I spent the entire afternoon sitting in the grass below the summit reading and feasting on my now far-beyond adequate food supplies. Every now and then (especially as the sunset drew nearer) I’d climb up to the summit itself for the very best views of the town, lake and the valleys beyond.
As night approached, I stared out over the pastures I’d walked earlier, watching the shepherds heading back to their temporary homes, and listening to the distant bleating of their flocks.
The next morning my alarm woke me in what I predicted would be good time to watch the sunrise over the lake. In fact I was well early, and despite my tiredness I still loved watching the warm coloured sky over the cool blue of the lake and the darkness of Eyirdir on the peninsula below. My enjoyment of the sunrise wasn’t so wonderful, however that it prevented me from heading straight back into the tent for some more sleep once it was over.
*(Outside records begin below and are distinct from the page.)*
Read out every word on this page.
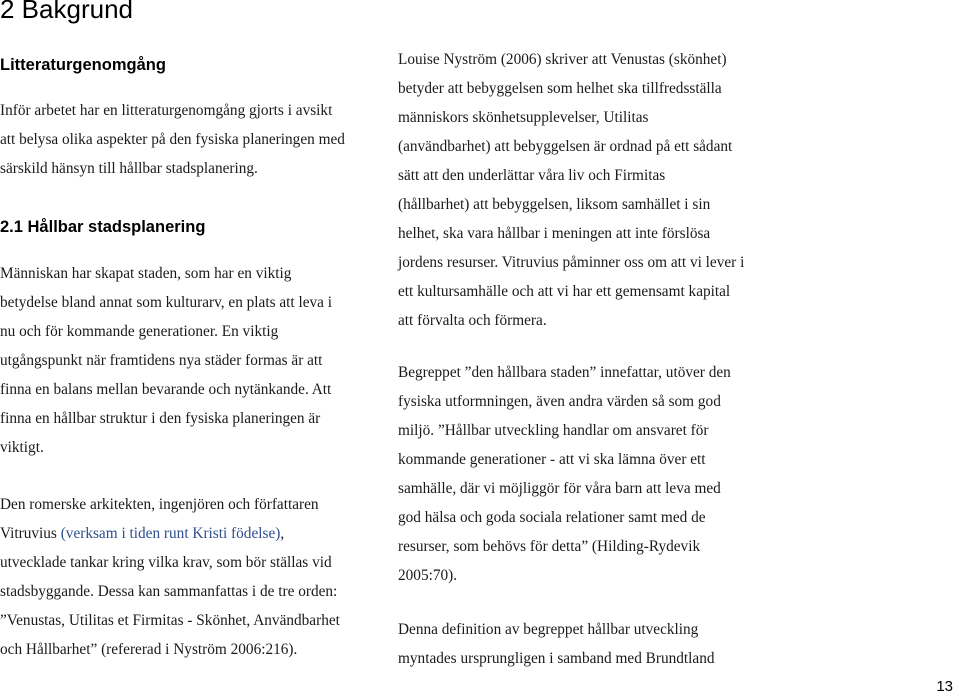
2 Bakgrund
Litteraturgenomgång
Inför arbetet har en litteraturgenomgång gjorts i avsikt
att belysa olika aspekter på den fysiska planeringen med
särskild hänsyn till hållbar stadsplanering.
2.1 Hållbar stadsplanering
Människan har skapat staden, som har en viktig
betydelse bland annat som kulturarv, en plats att leva i
nu och för kommande generationer. En viktig
utgångspunkt när framtidens nya städer formas är att
finna en balans mellan bevarande och nytänkande. Att
finna en hållbar struktur i den fysiska planeringen är
viktigt.
Den romerske arkitekten, ingenjören och författaren
Vitruvius (verksam i tiden runt Kristi födelse),
utvecklade tankar kring vilka krav, som bör ställas vid
stadsbyggande. Dessa kan sammanfattas i de tre orden:
”Venustas, Utilitas et Firmitas - Skönhet, Användbarhet
och Hållbarhet” (refererad i Nyström 2006:216).
Louise Nyström (2006) skriver att Venustas (skönhet)
betyder att bebyggelsen som helhet ska tillfredsställa
människors skönhetsupplevelser, Utilitas
(användbarhet) att bebyggelsen är ordnad på ett sådant
sätt att den underlättar våra liv och Firmitas
(hållbarhet) att bebyggelsen, liksom samhället i sin
helhet, ska vara hållbar i meningen att inte förslösa
jordens resurser. Vitruvius påminner oss om att vi lever i
ett kultursamhälle och att vi har ett gemensamt kapital
att förvalta och förmera.
Begreppet ”den hållbara staden” innefattar, utöver den
fysiska utformningen, även andra värden så som god
miljö. ”Hållbar utveckling handlar om ansvaret för
kommande generationer - att vi ska lämna över ett
samhälle, där vi möjliggör för våra barn att leva med
god hälsa och goda sociala relationer samt med de
resurser, som behövs för detta” (Hilding-Rydevik
2005:70).
Denna definition av begreppet hållbar utveckling
myntades ursprungligen i samband med Brundtland
13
The remainder of the day was spent in similar fashion to the previous afternoon: sitting, eating, and admiring the views from my elevated vantage point. I so enjoyed these lazy days that I even considered staying for another night, but finally the lack of a water source convinced me that I should head down for the evening.
The walk down was pleasantly lazy, with a long stop by a fresh, sweet water spring for another meal and a read, as well as a visit with a Turkish family who invited me in for some Turkish coffee. It was my first experience with the beverage, and while I’m not generally a big coffee fan, the strong, sweet beverage complete with grounds still in the cup was actually quite tasty.
I finally arrived back in Eyirdir in the late afternoon and had a decision to make: should I spend the night there or try to get yet another night bus to my next stop, Selchuk. I decided that I’d give nocturnal travel one more shot, and purchased my ticket before returning to the guesthouse to collect the items I’d left behind in order to lighten my pack.
I spent the early evening at the guesthouse showing off my photos from the summit (while many guests hiked up to the top, I was the first who had spent the night) as well as eating more of the cucumber, cheese and tomato sandwiches, which were rapidly becoming my staple food in Turkey.
Later at night I headed back to the very centre of town where I boarded the bus bound for the Aegean coast.
The bus first headed to the town of Isparta, a local centre famous for its annual rose harvest. I spent the ten minute break wandering around shops near the station, each of which offered a bewildering array of products produced from local roses, ranging from skin creams, to perfumes, to jelly.
Once back on board there were no more major stops until our arrival at Izmir, Turkey’s third largest city, and the major transportation hub on the Aegean Coast. For once I got a good sleep.
At Izmir I changed buses once more (and was later very irritated to discover that I’d been overcharged for this leg of the journey) and continued my restful ride until arrival at my final destination, the historic town of Selchuk.